Quel avenir pour Salto, alors que ses actionnaires fondateurs quittent tous le navire? Depuis l’échec du projet de mariage entre TF1 et M6, définitivement enterré en septembre dernier, le tour de table originel de la plateforme tricolore, formé par ce duo et France Télévisions, a du plomb dans l’aile. Rodolphe Belmer, le nouveau directeur général de TF1 depuis fin octobre, bien décidé à concentrer ses moyens et son offre sur les contenus gratuits maison, a initié le mouvement. Sans surprise, les autres peinent à envisager l’avenir hors du trio. « Salto a un avenir, mais pas avec l’actionnariat tel qu’il est aujourd’hui », déclarait récemment Delphine Ernotte, présidente de France Télévisions, dans les colonnes du Figaro.
L’ouverture du capital de Salto, voire la cession totale, à d’autres acteurs (plateformes, diffuseurs, producteurs..), est donc lancée. Remisant de facto tout perspective de liquidation. Pour l’instant.
Thomas Follin, son directeur général – un transfuge du pôle digital et technologique de M6 – veut croire en la valeur de l’actif Salto. A la fin de l’année, plaide-t-il, elle atteindra le million d’abonnés, à plus de 80% payants. « Un million en deux ans, sans être distribué par tous les opérateurs cela a beaucoup de valeur », dit-il.
De la data à revendre
Pas le moment de jeter le bébé avec l’eau du bain. Un million, si ce chiffre est confirmé, c’est avant tout de la data et du profiling à monétiser. Une flopée de noms ont circulé ces dernières semaines pour reprendre ce fichier tricolore de haut vol. Salto qui emploie une soixantaine de salariés, sous-traite depuis ses débuts, il y a deux ans, toute sa direction technologique à Bedrock, filiale commune à M6 et RTL Group, une entité qui travaille pour d’autres plateformes européennes.
Un parc d’abonnés assez jeune
Surtout, poursuit Thomas Follin, Salto a trouvé sa place sur le marché disputé du streaming. Une offre « complémentaire, française et populaire, répondant aux nouveaux usages, notamment ceux des jeunes. » Aujourd’hui, 60% de son portefeuille a moins de 35 ans. Des ados et « adulescents » plutôt fans de personnages (37%) et de programmes (33%) récurrents, selon une récente étude interne.

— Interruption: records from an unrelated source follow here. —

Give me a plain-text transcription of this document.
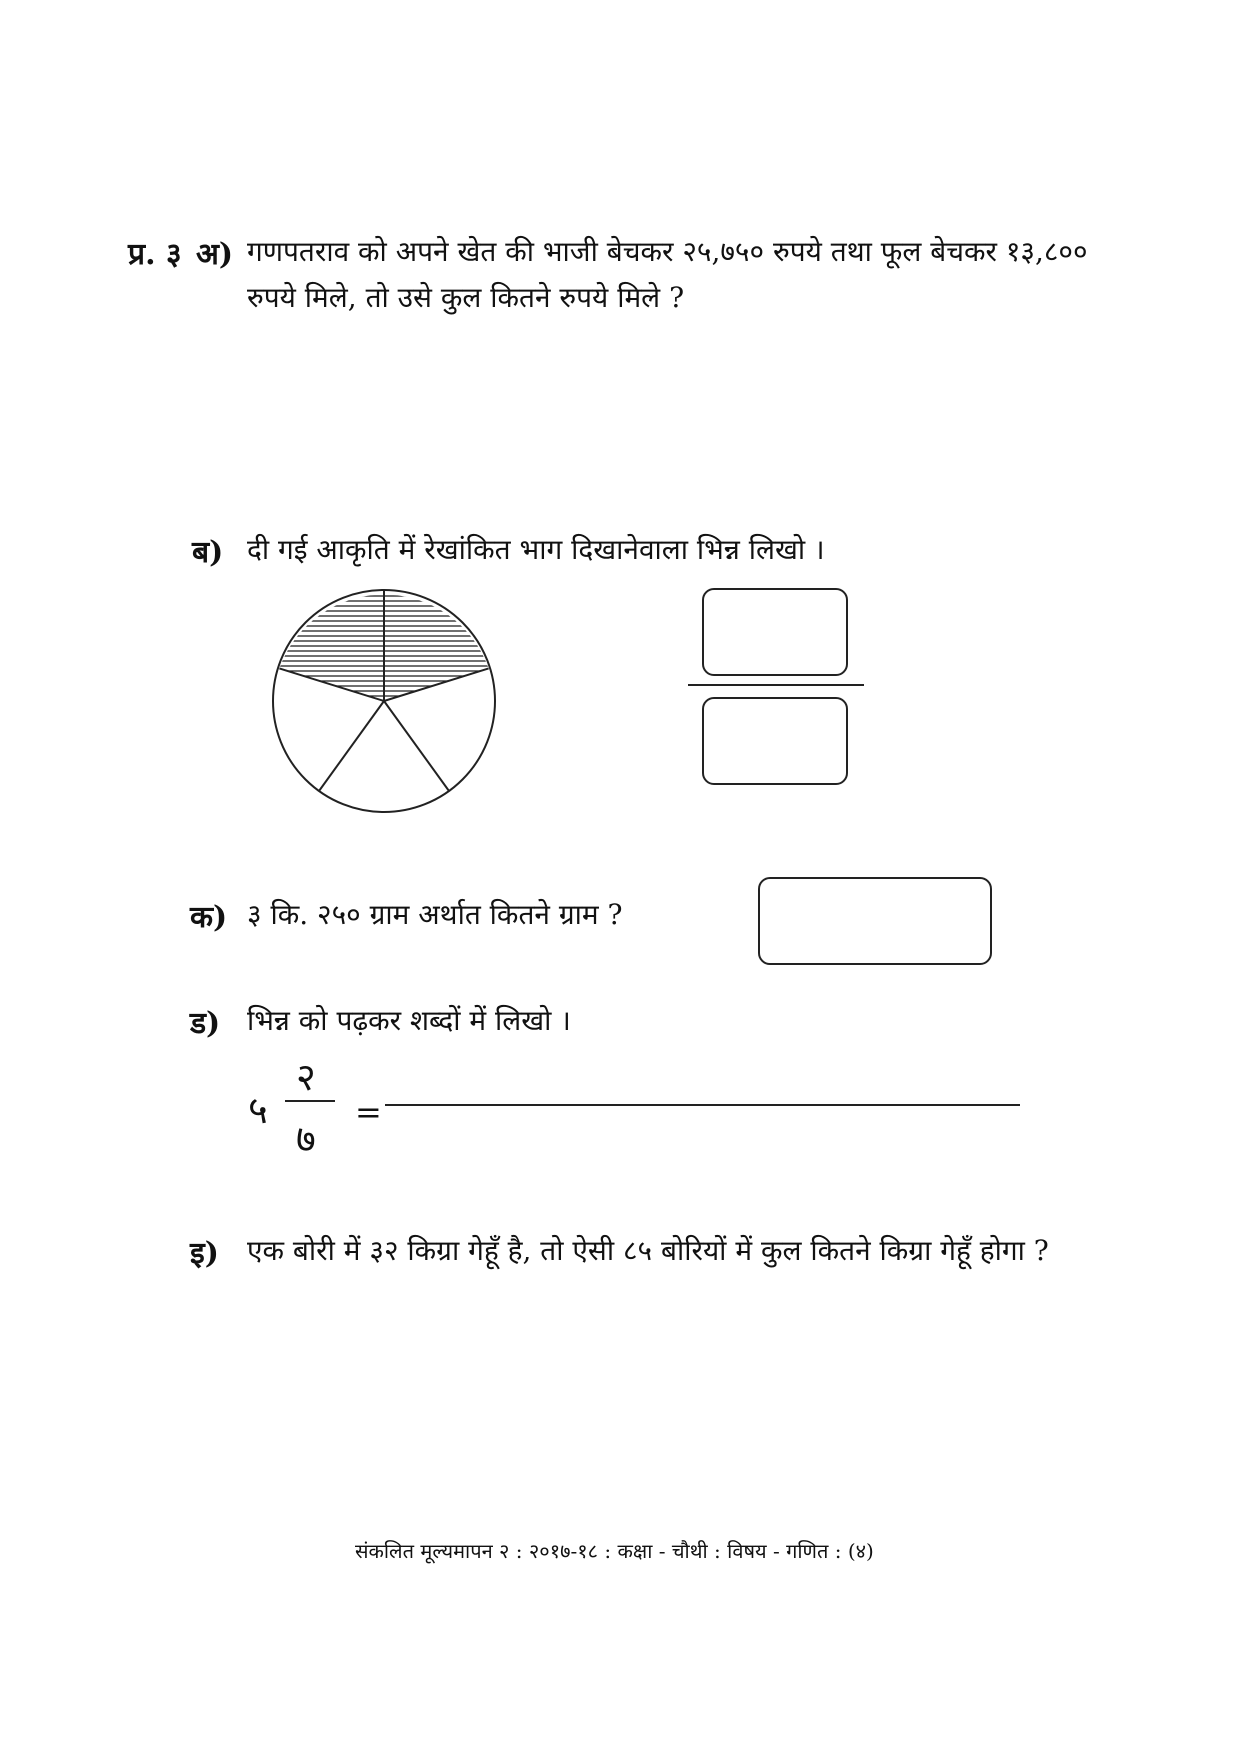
प्र. ३ अ) गणपतराव को अपने खेत की भाजी बेचकर २५,७५० रुपये तथा फूल बेचकर १३,८००
रुपये मिले, तो उसे कुल कितने रुपये मिले ?
ब) दी गई आकृति में रेखांकित भाग दिखानेवाला भिन्न लिखो ।
क) ३ कि. २५० ग्राम अर्थात कितने ग्राम ?
ड) भिन्न को पढ़कर शब्दों में लिखो ।
५
२
७
=
इ) एक बोरी में ३२ किग्रा गेहूँ है, तो ऐसी ८५ बोरियों में कुल कितने किग्रा गेहूँ होगा ?
संकलित मूल्यमापन २ : २०१७-१८ : कक्षा - चौथी : विषय - गणित : (४)
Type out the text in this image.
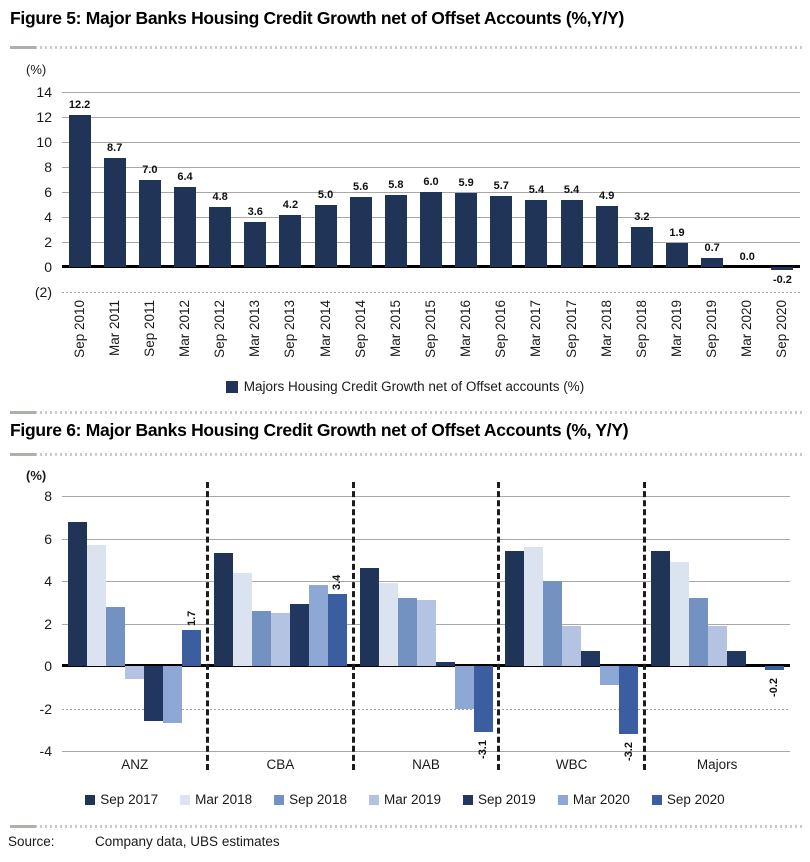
Figure 5: Major Banks Housing Credit Growth net of Offset Accounts (%,Y/Y)
(%)
14
12
10
8
6
4
2
0
(2)
12.2
Sep 2010
8.7
Mar 2011
7.0
Sep 2011
6.4
Mar 2012
4.8
Sep 2012
3.6
Mar 2013
4.2
Sep 2013
5.0
Mar 2014
5.6
Sep 2014
5.8
Mar 2015
6.0
Sep 2015
5.9
Mar 2016
5.7
Sep 2016
5.4
Mar 2017
5.4
Sep 2017
4.9
Mar 2018
3.2
Sep 2018
1.9
Mar 2019
0.7
Sep 2019
0.0
Mar 2020
-0.2
Sep 2020
Majors Housing Credit Growth net of Offset accounts (%)
Figure 6: Major Banks Housing Credit Growth net of Offset Accounts (%, Y/Y)
(%)
8
6
4
2
0
-2
-4
1.7
ANZ
3.4
CBA
-3.1
NAB
-3.2
WBC
-0.2
Majors
Sep 2017	Mar 2018	Sep 2018	Mar 2019	Sep 2019	Mar 2020	Sep 2020
Source:	Company data, UBS estimates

Et assez télévores: les jeunes abonnés regardent en moyenne Salto tous les deux jours pendant 2 heures et demie.
Exit l’audace côté contenus
Côté contenus, après avoir un peu tâtonné les premiers mois, exit les paris audacieux, tels que la programmation de Small Axe de Steve McQueen, série sur le vécu de la communauté noire britannique dans les années 1960, maintes fois primée. Beaucoup trop pointue.
Désormais, Salto dégaine d’abord des grandes marques familiales, essentiellement tricolores (65% du volume horaire) – moins chères? –, toujours en intégralité et en exclusivité: HPI, Candice Renoir, Les Marseillais, Harry Potter: retour à Poudlard, Friends les retrouvailles, And just like that, la suite de l’inénarrable Sex and the City…
Doper la distribution
Rien d’original, que des valeurs sûres « à forte logique communautaire » qu’elle dope à coup d’investissements médias sur les réseaux sociaux. Après avoir un temps songé à des productions originales, sur le mode Netflix – trop onéreuses pour une plateforme qui n’est pas globale – Salto privilégie aujourd’hui les préachat et préfinancements. A l’image de la série évènement Germinal, coproduite avec France Télévisions et la RAI italienne.

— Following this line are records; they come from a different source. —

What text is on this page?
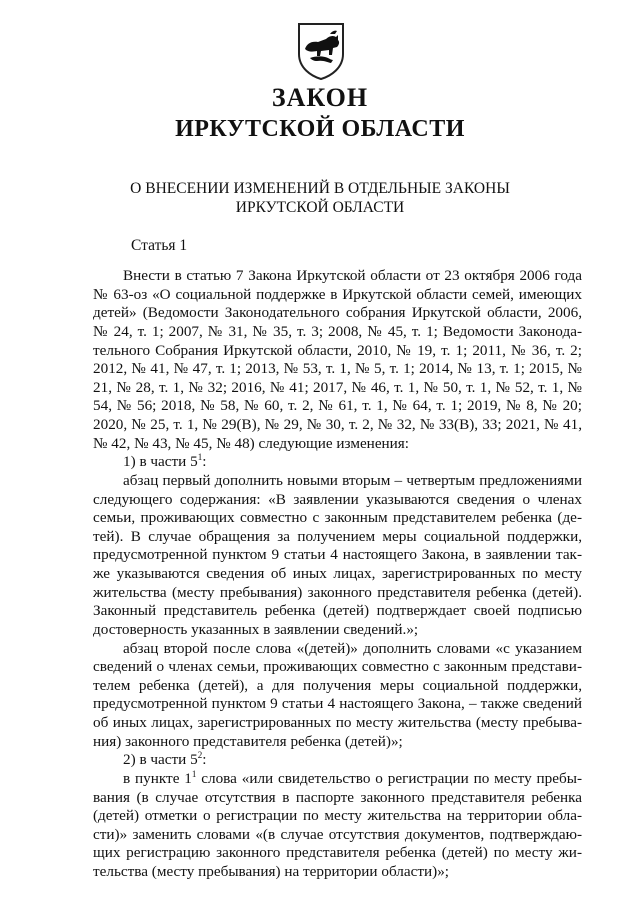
ЗАКОН
ИРКУТСКОЙ ОБЛАСТИ
О ВНЕСЕНИИ ИЗМЕНЕНИЙ В ОТДЕЛЬНЫЕ ЗАКОНЫ
ИРКУТСКОЙ ОБЛАСТИ
Статья 1

Внести в статью 7 Закона Иркутской области от 23 октября 2006 года № 63-оз «О социальной поддержке в Иркутской области семей, имеющих детей» (Ведомости Законодательного собрания Иркутской области, 2006, № 24, т. 1; 2007, № 31, № 35, т. 3; 2008, № 45, т. 1; Ведомости Законодательного Собрания Иркутской области, 2010, № 19, т. 1; 2011, № 36, т. 2; 2012, № 41, № 47, т. 1; 2013, № 53, т. 1, № 5, т. 1; 2014, № 13, т. 1; 2015, № 21, № 28, т. 1, № 32; 2016, № 41; 2017, № 46, т. 1, № 50, т. 1, № 52, т. 1, № 54, № 56; 2018, № 58, № 60, т. 2, № 61, т. 1, № 64, т. 1; 2019, № 8, № 20; 2020, № 25, т. 1, № 29(В), № 29, № 30, т. 2, № 32, № 33(В), 33; 2021, № 41, № 42, № 43, № 45, № 48) следующие изменения:

1) в части $5^1$:

абзац первый дополнить новыми вторым – четвертым предложениями следующего содержания: «В заявлении указываются сведения о членах семьи, проживающих совместно с законным представителем ребенка (детей). В случае обращения за получением меры социальной поддержки, предусмотренной пунктом 9 статьи 4 настоящего Закона, в заявлении также указываются сведения об иных лицах, зарегистрированных по месту жительства (месту пребывания) законного представителя ребенка (детей). Законный представитель ребенка (детей) подтверждает своей подписью достоверность указанных в заявлении сведений.»;

абзац второй после слова «(детей)» дополнить словами «с указанием сведений о членах семьи, проживающих совместно с законным представителем ребенка (детей), а для получения меры социальной поддержки, предусмотренной пунктом 9 статьи 4 настоящего Закона, – также сведений об иных лицах, зарегистрированных по месту жительства (месту пребывания) законного представителя ребенка (детей)»;

2) в части $5^2$:

в пункте $1^1$ слова «или свидетельство о регистрации по месту пребывания (в случае отсутствия в паспорте законного представителя ребенка (детей) отметки о регистрации по месту жительства на территории области)» заменить словами «(в случае отсутствия документов, подтверждающих регистрацию законного представителя ребенка (детей) по месту жительства (месту пребывания) на территории области)»;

Amazon, partenaire intéressé?
Depuis peu, Follin et son équipe ont repris les négociations avec les fournisseurs d’accès à Internet, un temps freinées par le projet de fusion. « Ces acteurs ont besoin d’une offre comme la nôtre, » assure le directeur général.

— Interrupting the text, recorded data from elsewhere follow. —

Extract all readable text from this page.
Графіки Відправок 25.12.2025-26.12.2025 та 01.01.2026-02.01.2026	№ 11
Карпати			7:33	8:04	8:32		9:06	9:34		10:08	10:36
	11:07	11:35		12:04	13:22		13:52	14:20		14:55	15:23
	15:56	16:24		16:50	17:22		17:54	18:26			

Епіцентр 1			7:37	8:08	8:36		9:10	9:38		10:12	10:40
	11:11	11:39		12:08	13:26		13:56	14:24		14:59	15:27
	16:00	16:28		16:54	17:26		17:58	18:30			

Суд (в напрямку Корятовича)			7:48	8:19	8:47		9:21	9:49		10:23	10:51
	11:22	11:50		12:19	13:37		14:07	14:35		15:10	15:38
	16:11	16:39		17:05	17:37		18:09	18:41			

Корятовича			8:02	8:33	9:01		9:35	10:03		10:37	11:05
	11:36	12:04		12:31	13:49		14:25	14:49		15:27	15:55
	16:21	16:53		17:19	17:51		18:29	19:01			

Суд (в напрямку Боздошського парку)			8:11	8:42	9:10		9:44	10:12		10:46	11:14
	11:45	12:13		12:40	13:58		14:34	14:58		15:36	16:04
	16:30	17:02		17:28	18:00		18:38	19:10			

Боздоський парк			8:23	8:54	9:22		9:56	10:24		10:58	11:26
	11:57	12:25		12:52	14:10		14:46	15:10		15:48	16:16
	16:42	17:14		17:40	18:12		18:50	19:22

Autre accélérateur, l’accord de commercialisation conclue au printemps dernier, et effectif depuis juin, avec Amazon Prime Vidéo. Le géant fait partie des noms qui circulent comme possible repreneur. Ce dernier pour l’instant n’a pas commenté.
Salto – l’équivalent d’une centaine d’emploi à temps plein pour 50 millions d’euros de recettes – est depuis ses débuts une belle source de recettes pour ses actionnaires, qui lui vendent leurs contenus. Mais une affaire déficitaire – de l’ordre de 180 millions d’euros. Un chiffre que Thomas Follin ne commente pas. Amazon ou autre acteur, les négociations avec tout nouvel arrivant seront serrées.